Oprah's 4 interviews with Jill Bolte Taylor were the first that Oprah did after Eckhart Tolle and they take everything Tolle talks about to another level. Oprah's copy of Jill's book, MY STROKE OF INSIGHT, was dog-eared and all marked up and kept reading from it the way she read from A New Earth and recommended it highly.

Oprah's recommendation was enough for me. I read My Stroke of Insight and I loved it too. This story is as inspiring as The Last Lecture or Tuesdays with Morrie - and even better, it has a Happy Ending!

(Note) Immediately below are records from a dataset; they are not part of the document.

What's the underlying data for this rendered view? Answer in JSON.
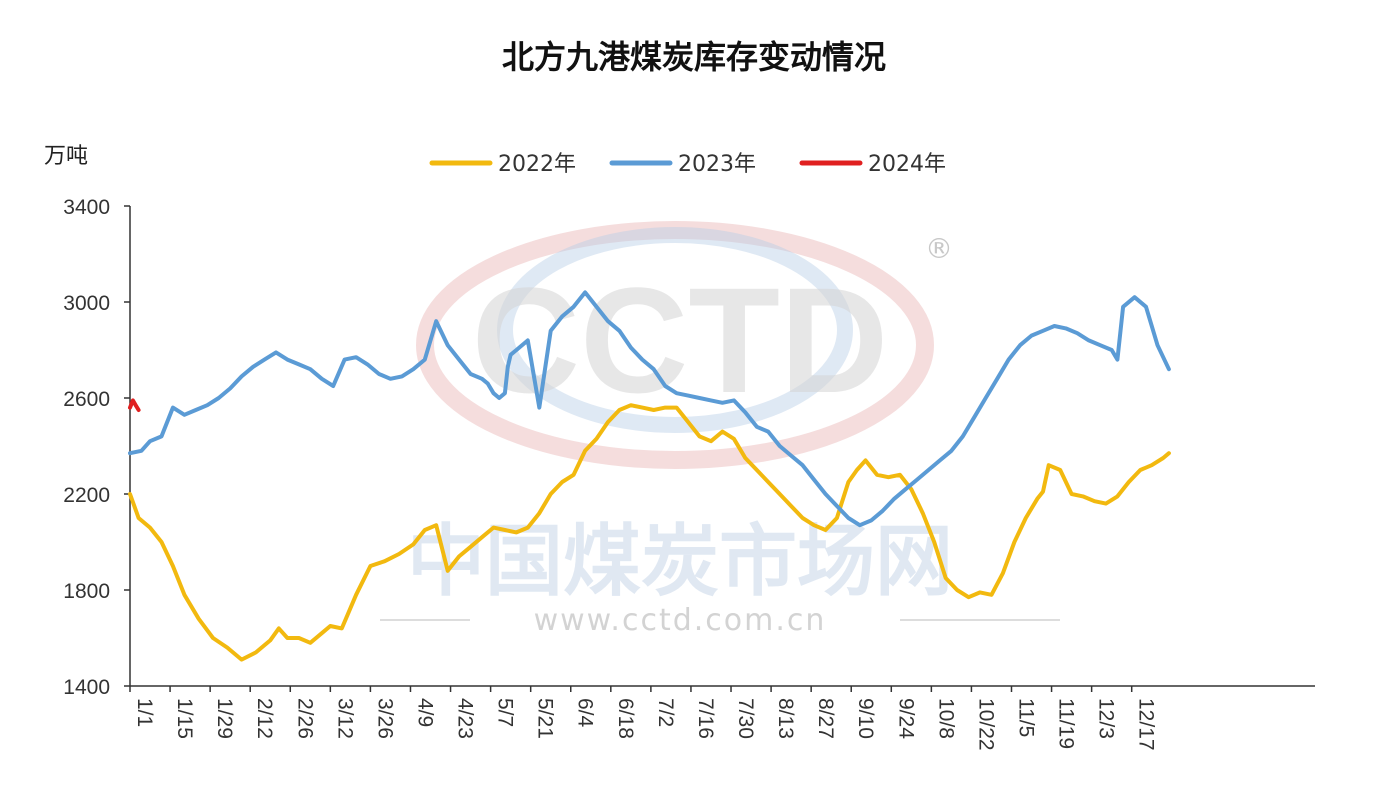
{
  "chart_data": {
    "type": "line",
    "title": "北方九港煤炭库存变动情况",
    "ylabel": "万吨",
    "ylim": [
      1400,
      3400
    ],
    "yticks": [
      "1400",
      "1800",
      "2200",
      "2600",
      "3000",
      "3400"
    ],
    "xticks": [
      "1/1",
      "1/15",
      "1/29",
      "2/12",
      "2/26",
      "3/12",
      "3/26",
      "4/9",
      "4/23",
      "5/7",
      "5/21",
      "6/4",
      "6/18",
      "7/2",
      "7/16",
      "7/30",
      "8/13",
      "8/27",
      "9/10",
      "9/24",
      "10/8",
      "10/22",
      "11/5",
      "11/19",
      "12/3",
      "12/17"
    ],
    "x_unit": "day of year",
    "legend_position": "top",
    "series": [
      {
        "name": "2022年",
        "color": "#f2b90f",
        "x": [
          1,
          4,
          8,
          12,
          16,
          20,
          25,
          30,
          35,
          40,
          45,
          50,
          53,
          56,
          60,
          64,
          68,
          71,
          75,
          80,
          85,
          90,
          95,
          100,
          104,
          108,
          112,
          116,
          120,
          124,
          128,
          132,
          136,
          140,
          144,
          148,
          152,
          156,
          160,
          164,
          168,
          172,
          176,
          180,
          184,
          188,
          192,
          196,
          200,
          204,
          208,
          212,
          216,
          220,
          224,
          228,
          232,
          236,
          240,
          244,
          248,
          252,
          255,
          258,
          262,
          266,
          270,
          274,
          278,
          282,
          286,
          290,
          294,
          298,
          302,
          306,
          310,
          314,
          318,
          320,
          322,
          326,
          330,
          334,
          338,
          342,
          346,
          350,
          354,
          358,
          362,
          364
        ],
        "values": [
          2200,
          2100,
          2060,
          2000,
          1900,
          1780,
          1680,
          1600,
          1560,
          1510,
          1540,
          1590,
          1640,
          1600,
          1600,
          1580,
          1620,
          1650,
          1640,
          1780,
          1900,
          1920,
          1950,
          1990,
          2050,
          2070,
          1880,
          1940,
          1980,
          2020,
          2060,
          2050,
          2040,
          2060,
          2120,
          2200,
          2250,
          2280,
          2380,
          2430,
          2500,
          2550,
          2570,
          2560,
          2550,
          2560,
          2560,
          2500,
          2440,
          2420,
          2460,
          2430,
          2350,
          2300,
          2250,
          2200,
          2150,
          2100,
          2070,
          2050,
          2100,
          2250,
          2300,
          2340,
          2280,
          2270,
          2280,
          2220,
          2120,
          2000,
          1850,
          1800,
          1770,
          1790,
          1780,
          1870,
          2000,
          2100,
          2180,
          2210,
          2320,
          2300,
          2200,
          2190,
          2170,
          2160,
          2190,
          2250,
          2300,
          2320,
          2350,
          2370
        ]
      },
      {
        "name": "2023年",
        "color": "#5b9bd5",
        "x": [
          1,
          5,
          8,
          12,
          16,
          20,
          24,
          28,
          32,
          36,
          40,
          44,
          48,
          52,
          56,
          60,
          64,
          68,
          72,
          76,
          80,
          84,
          88,
          92,
          96,
          100,
          104,
          108,
          112,
          116,
          120,
          124,
          126,
          128,
          130,
          132,
          133,
          134,
          136,
          140,
          144,
          148,
          152,
          156,
          160,
          164,
          168,
          172,
          176,
          180,
          184,
          188,
          192,
          196,
          200,
          204,
          208,
          212,
          216,
          220,
          224,
          228,
          232,
          236,
          240,
          244,
          248,
          252,
          256,
          260,
          264,
          268,
          272,
          276,
          280,
          284,
          288,
          292,
          296,
          300,
          304,
          308,
          312,
          316,
          320,
          324,
          328,
          332,
          336,
          340,
          344,
          346,
          348,
          352,
          356,
          360,
          364
        ],
        "values": [
          2370,
          2380,
          2420,
          2440,
          2560,
          2530,
          2550,
          2570,
          2600,
          2640,
          2690,
          2730,
          2760,
          2790,
          2760,
          2740,
          2720,
          2680,
          2650,
          2760,
          2770,
          2740,
          2700,
          2680,
          2690,
          2720,
          2760,
          2920,
          2820,
          2760,
          2700,
          2680,
          2660,
          2620,
          2600,
          2620,
          2730,
          2780,
          2800,
          2840,
          2560,
          2880,
          2940,
          2980,
          3040,
          2980,
          2920,
          2880,
          2810,
          2760,
          2720,
          2650,
          2620,
          2610,
          2600,
          2590,
          2580,
          2590,
          2540,
          2480,
          2460,
          2400,
          2360,
          2320,
          2260,
          2200,
          2150,
          2100,
          2070,
          2090,
          2130,
          2180,
          2220,
          2260,
          2300,
          2340,
          2380,
          2440,
          2520,
          2600,
          2680,
          2760,
          2820,
          2860,
          2880,
          2900,
          2890,
          2870,
          2840,
          2820,
          2800,
          2760,
          2980,
          3020,
          2980,
          2820,
          2720
        ]
      },
      {
        "name": "2024年",
        "color": "#e02020",
        "x": [
          1,
          2,
          3,
          4
        ],
        "values": [
          2560,
          2590,
          2570,
          2550
        ]
      }
    ]
  },
  "watermark": {
    "logo": "CCTD",
    "registered": "®",
    "name": "中国煤炭市场网",
    "url": "www.cctd.com.cn"
  }
}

I bought the book on Amazon because they have it for 40% off retail and they also had an amazing interview with Dr Taylor that I haven't seen anywhere else - Here is the Amazon link:

Anonymous said...

I read "My Stroke of Insight" in one sitting - I couldn't put it down. I laughed. I cried. It was a fantastic book (I heard it's a NYTimes Bestseller and I can see why!), but I also think it will be the start of a new, transformative Movement! No one wants to have a stroke as Jill Bolte Taylor did, but her experience can teach us all how to live better lives. Her speech was one of the most incredibly moving, stimulating, wonderful videos I've ever seen. Her Oprah Soul Series interviews were fascinating. They should make a movie of her life so everyone sees it. This is the Real Deal and gives me hope for humanity.